Обед был царский – отбивные котлеты, куры, борщ с пупками, с печенками, пломбир, печкинские сливы с индюшечье яйцо, и – брага вроде самогона. Жрать хотелось, но в этом доме я не тронул ни кусочка: дожирали стариков моих, прошлое в меня глядело. Я сослался на строгую диету, – пробит кишечник! – ржаные сухари, да редька, да полосканье спиртом. Очень удивились и дали редьки. Грыз ее и плакал, под примочку. Думал, как бы стариков увидеть. К "допингу" прибегнуть? Нет вернее. И не ошибся. Они исправно жрали. Я подгонял на брагу, спирт в резерве. Крепок я на спирт. Они совели. Я предлагал за Коминтерн, за "мировую", за особ… Ситик был в развале, галчонок копошился, зеленел, овцой воняло от его кожанки. Я развел им, по-сибирски, на 70, долил горячей, "по рецепту…" – назвал имя, – галчонок встрепенулся – и мы хватили! У Ясного глаза запели в небо. Ситик подавился. А я – под редьку. Поднял хлыст – "даешь Европу!" – и мы хватили, без отказу. Галчонка завертело от "Европы", он поднялся, зацепился шпорой. Я слышал только – "о, товарищ!.." – Куда-то утащился.
"Вы прикажите… лошади всегда… а я…" Ситик ушел куда-то.

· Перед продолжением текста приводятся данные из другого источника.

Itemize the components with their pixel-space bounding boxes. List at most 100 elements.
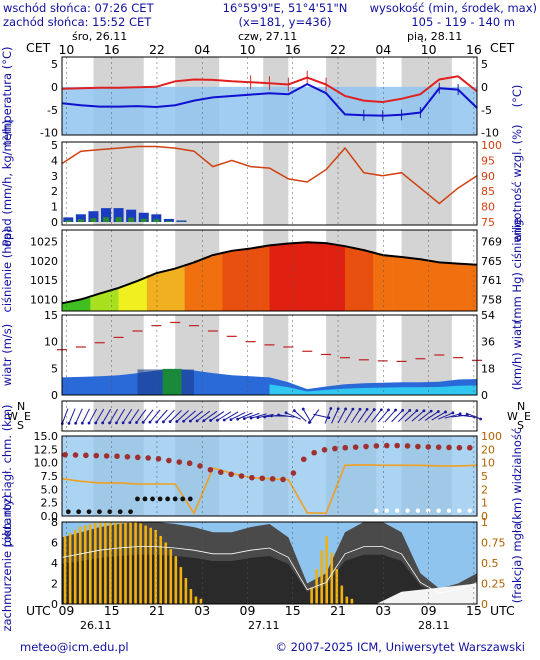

"Очи" задремали. Я был свободен. Прошел по дому. Комнаты – пустыня. Сухая пальма, клетка без попугая, простреленный портрет митрополита в углу – мишень. Яблоки гнилые грудой, пузыри бычачьи – плавать. Комнатка "певуньи-канарейки". Одна кровать, матрас залитый, скоробленные сапоги, в грязи, бабий платок глазастый, гребень, мыльная вода в тазу, скверный запах помады кислой… Канарейка, Даша!.. Розовая ленточка у изголовья, – от образка осталась. Я пошел. Спальня Марьи Тимофевны, пустая комната, видно по стене, где был киот, – сосна светлее. Черные шнурочки от потолка, пятна на полу – от пролитой лампадки. В воздухе остался запах – пролитой печали?.. Внуков комнату увидел, с кружками цели, углем, с пульками в сосне от "монтекристо", и вспомнилось, как дед серчал, потом махнул рукой. Стрельбе учились, летом, – война была. Здесь жила надежда старика: "Оставлю дело, молодые будут…" Иссякли крови былого ярославца, ярославки светлой. Лица вспомнил, светлые глаза… Там храпят другие, пьяные глаза… "молдаван грузинский", аптекарь с пушкой… наследники! А, черт!.. В угол пустой смотрел я, где спали внуки, мальчики, – кровати изголовьями смыкались. "Ну, так и будет? – спросил я в угол. – Безоплатно?"… Угол этот раздвинулся, во всю Россию для меня тогда, в пустое… ответил жутью. В открытое окно я видел сад, уснувшие деревья, яблоньки кривые, точки яблок редких… и синичка близко где-то, за окном, пищала осенняя… Я поклонился в угол, пошел.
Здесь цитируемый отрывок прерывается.